Intending purchasers unfamiliar with Strata legislation, have a right to expect that a developer is acting lawfully and that adequate consumer protection is in place to protect their rights. This is a principal objective of the BCCM Act as stated at Section 4(g). That a developer can impose a 25 year obligation on owners when currently 10 years applies adds millions of dollars in living costs on those owners over the 25 years. Understandably those owners will not be happy as they become familiar with their body corporate and Queensland strata law.
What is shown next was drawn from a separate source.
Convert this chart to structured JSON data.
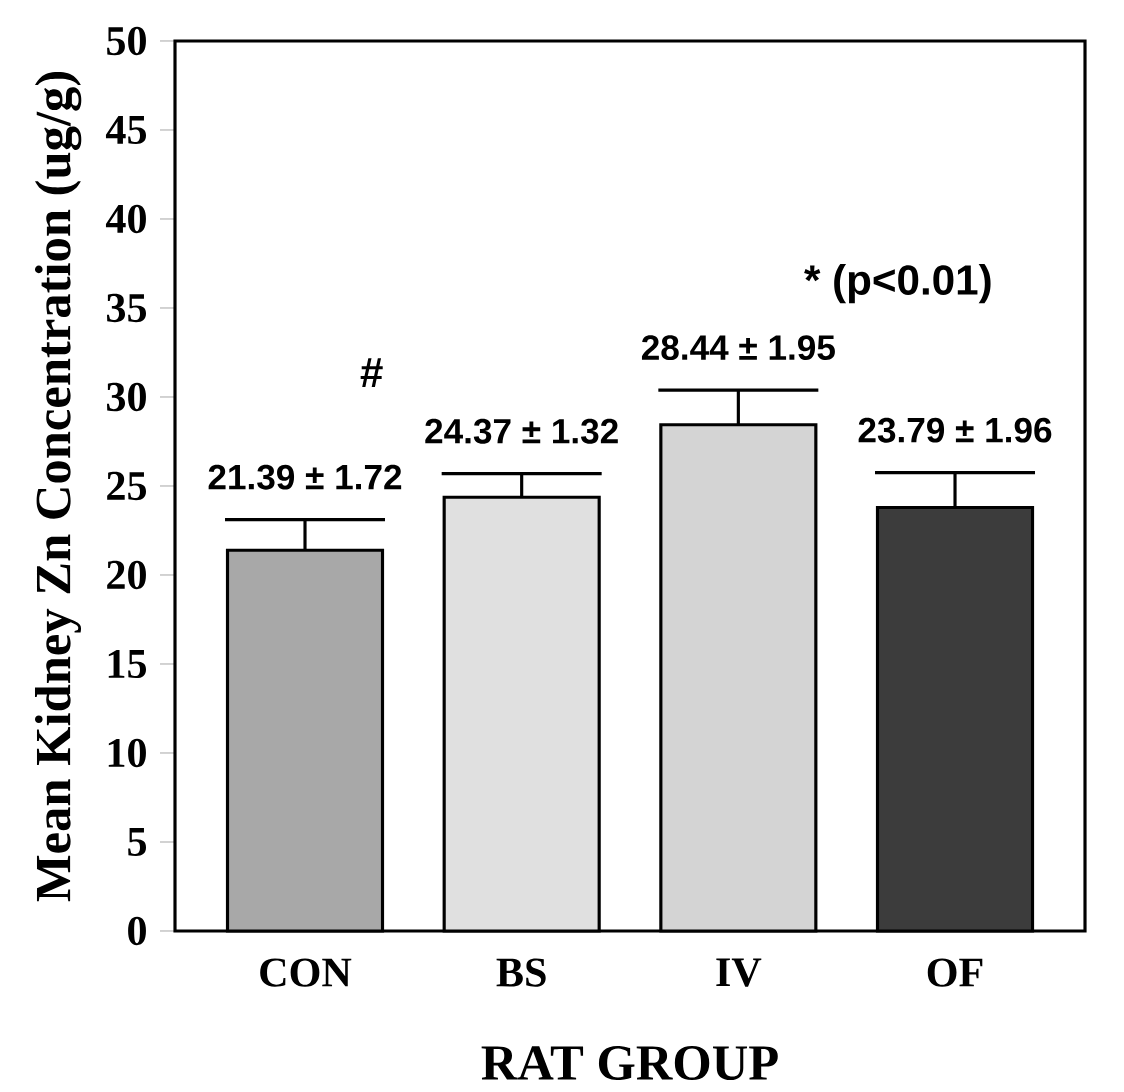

Finally we must raise the issue of lack of certainty. With the V77 project the developer is representing that “The scheme is intended to operate as a residential community” and “All lots in the scheme are to be used for residential purposes”. Yet the scheme is being incorrectly classified Accommodation Module as denoted at Section 3 of that module:

3 Application of this regulation—Act, s 21 [SM, s 3]
(1) This regulation is a regulation module for the Act.
(2) For this regulation to apply to a community titles scheme—
(a) the lots included in the scheme must be predominantly accommodation lots; or [s3]
Body Corporate and Community Management (Accommodation Module)
(3) In this section—
accommodation lot means a lot that is either or both of the following—
(a) the subject of a lease or letting for accommodation for long or short term residential purposes, or immediately available to be the subject of a lease or letting for accommodation for long or short term residential purposes;
(b) part of a hotel

Section 3 of the Accommodation Module permits “short term residential purposes”. An intending purchaser could be misled to believe that a residential community would not permit short term rental, yet by classifying the development Accommodation Module, a future Caretaker/Letting Agent could offer short term rentals, and owners may find it difficult to prevent this from occurring. This argument is supported by the current misuse of Class 2 developments for the purposes of short term rentals.

As the incorrect classification of Standard Module buildings as Accommodation Module has very serious implications for future owners it is only fair, reasonable and responsible for the Government to address this developing problem as a matter of priority.